L'ambliopia è determinata da una particolare situazione nella quale il cervello decide di privilegiare i segnali provenienti da uno solo dei due occhi, condannando l'altro ad un progressivo deterioramento per mancanza di utilizzo. La terapia classica prevede l'utilizzo di una benda sull'occhio sano che costringe l'altro a "lavorare" sviluppandone le capacità fino al livello normale.

Nel caso di Ben, questa terapia è stata ulteriormente potenziata dall'utilizzo della benda in corrispondenza con due ore al giorno di videogiochi (su Nintendo DS, ma immaginiamo che la scelta della console non sia obbligata), attività che costringe ad un utilizzo ancora più intenso dell'occhio.
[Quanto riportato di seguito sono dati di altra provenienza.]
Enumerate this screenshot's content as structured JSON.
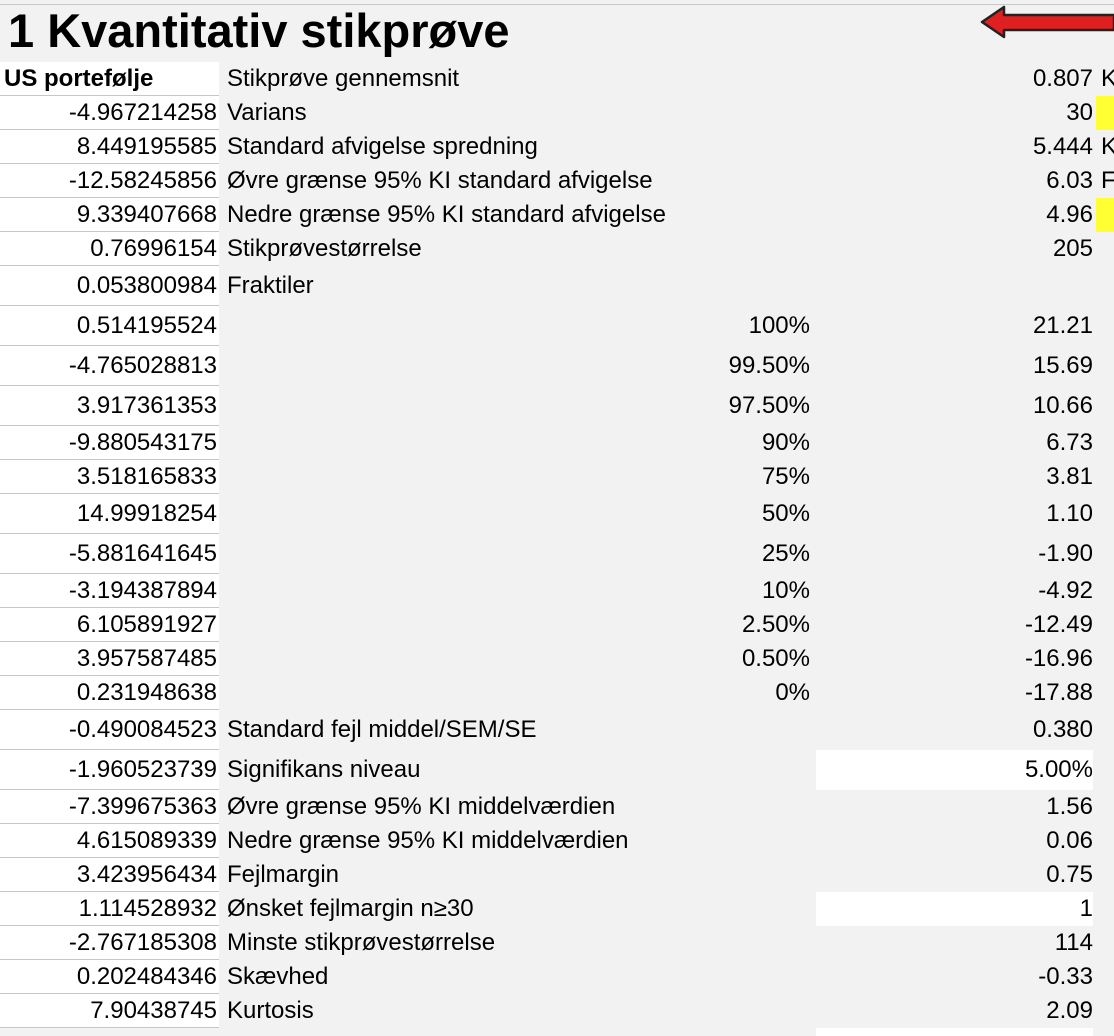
{
  "title": "1 Kvantitativ stikprøve",
  "column_header": "US portefølje",
  "rows": [
    {
      "num": "-4.967214258",
      "label": "Varians",
      "pct": "",
      "value": "30",
      "edge": "",
      "yellow": true,
      "white": false
    },
    {
      "num": "8.449195585",
      "label": "Standard afvigelse spredning",
      "pct": "",
      "value": "5.444",
      "edge": "K",
      "yellow": false,
      "white": false
    },
    {
      "num": "-12.58245856",
      "label": "Øvre grænse 95% KI standard afvigelse",
      "pct": "",
      "value": "6.03",
      "edge": "F",
      "yellow": false,
      "white": false
    },
    {
      "num": "9.339407668",
      "label": "Nedre grænse 95% KI standard afvigelse",
      "pct": "",
      "value": "4.96",
      "edge": "",
      "yellow": true,
      "white": false
    },
    {
      "num": "0.76996154",
      "label": "Stikprøvestørrelse",
      "pct": "",
      "value": "205",
      "edge": "",
      "yellow": false,
      "white": false
    },
    {
      "num": "0.053800984",
      "label": "Fraktiler",
      "pct": "",
      "value": "",
      "edge": "",
      "yellow": false,
      "white": false
    },
    {
      "num": "0.514195524",
      "label": "",
      "pct": "100%",
      "value": "21.21",
      "edge": "",
      "yellow": false,
      "white": false
    },
    {
      "num": "-4.765028813",
      "label": "",
      "pct": "99.50%",
      "value": "15.69",
      "edge": "",
      "yellow": false,
      "white": false
    },
    {
      "num": "3.917361353",
      "label": "",
      "pct": "97.50%",
      "value": "10.66",
      "edge": "",
      "yellow": false,
      "white": false
    },
    {
      "num": "-9.880543175",
      "label": "",
      "pct": "90%",
      "value": "6.73",
      "edge": "",
      "yellow": false,
      "white": false
    },
    {
      "num": "3.518165833",
      "label": "",
      "pct": "75%",
      "value": "3.81",
      "edge": "",
      "yellow": false,
      "white": false
    },
    {
      "num": "14.99918254",
      "label": "",
      "pct": "50%",
      "value": "1.10",
      "edge": "",
      "yellow": false,
      "white": false
    },
    {
      "num": "-5.881641645",
      "label": "",
      "pct": "25%",
      "value": "-1.90",
      "edge": "",
      "yellow": false,
      "white": false
    },
    {
      "num": "-3.194387894",
      "label": "",
      "pct": "10%",
      "value": "-4.92",
      "edge": "",
      "yellow": false,
      "white": false
    },
    {
      "num": "6.105891927",
      "label": "",
      "pct": "2.50%",
      "value": "-12.49",
      "edge": "",
      "yellow": false,
      "white": false
    },
    {
      "num": "3.957587485",
      "label": "",
      "pct": "0.50%",
      "value": "-16.96",
      "edge": "",
      "yellow": false,
      "white": false
    },
    {
      "num": "0.231948638",
      "label": "",
      "pct": "0%",
      "value": "-17.88",
      "edge": "",
      "yellow": false,
      "white": false
    },
    {
      "num": "-0.490084523",
      "label": "Standard fejl middel/SEM/SE",
      "pct": "",
      "value": "0.380",
      "edge": "",
      "yellow": false,
      "white": false
    },
    {
      "num": "-1.960523739",
      "label": "Signifikans niveau",
      "pct": "",
      "value": "5.00%",
      "edge": "",
      "yellow": false,
      "white": true
    },
    {
      "num": "-7.399675363",
      "label": "Øvre grænse 95% KI middelværdien",
      "pct": "",
      "value": "1.56",
      "edge": "",
      "yellow": false,
      "white": false
    },
    {
      "num": "4.615089339",
      "label": "Nedre grænse 95% KI middelværdien",
      "pct": "",
      "value": "0.06",
      "edge": "",
      "yellow": false,
      "white": false
    },
    {
      "num": "3.423956434",
      "label": "Fejlmargin",
      "pct": "",
      "value": "0.75",
      "edge": "",
      "yellow": false,
      "white": false
    },
    {
      "num": "1.114528932",
      "label": "Ønsket fejlmargin n≥30",
      "pct": "",
      "value": "1",
      "edge": "",
      "yellow": false,
      "white": true
    },
    {
      "num": "-2.767185308",
      "label": "Minste stikprøvestørrelse",
      "pct": "",
      "value": "114",
      "edge": "",
      "yellow": false,
      "white": false
    },
    {
      "num": "0.202484346",
      "label": "Skævhed",
      "pct": "",
      "value": "-0.33",
      "edge": "",
      "yellow": false,
      "white": false
    },
    {
      "num": "7.90438745",
      "label": "Kurtosis",
      "pct": "",
      "value": "2.09",
      "edge": "",
      "yellow": false,
      "white": false
    }
  ],
  "header_row": {
    "label": "Stikprøve gennemsnit",
    "value": "0.807",
    "edge": "K"
  },
  "colors": {
    "arrow_fill": "#e02020",
    "highlight": "#ffff33",
    "cell_white": "#ffffff",
    "background": "#f2f2f2"
  }
}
Il risultato pare essere stato un incremento del 250% nella funzionalità dell'occhio "pigro" in una sola settimana di utilizzo, con una progressione più veloce verso una situazione normale rispetto alla terapia standard. I vantaggi della cura sono molteplici: i videogiochi oltre a rappresentare un buon metodo per allenare l'occhio sono ovviamente anche piacevoli per il bambino e possono aiutare a superare il fastidio e il senso di disagio che una benda su un occhio può indurre nel paziente.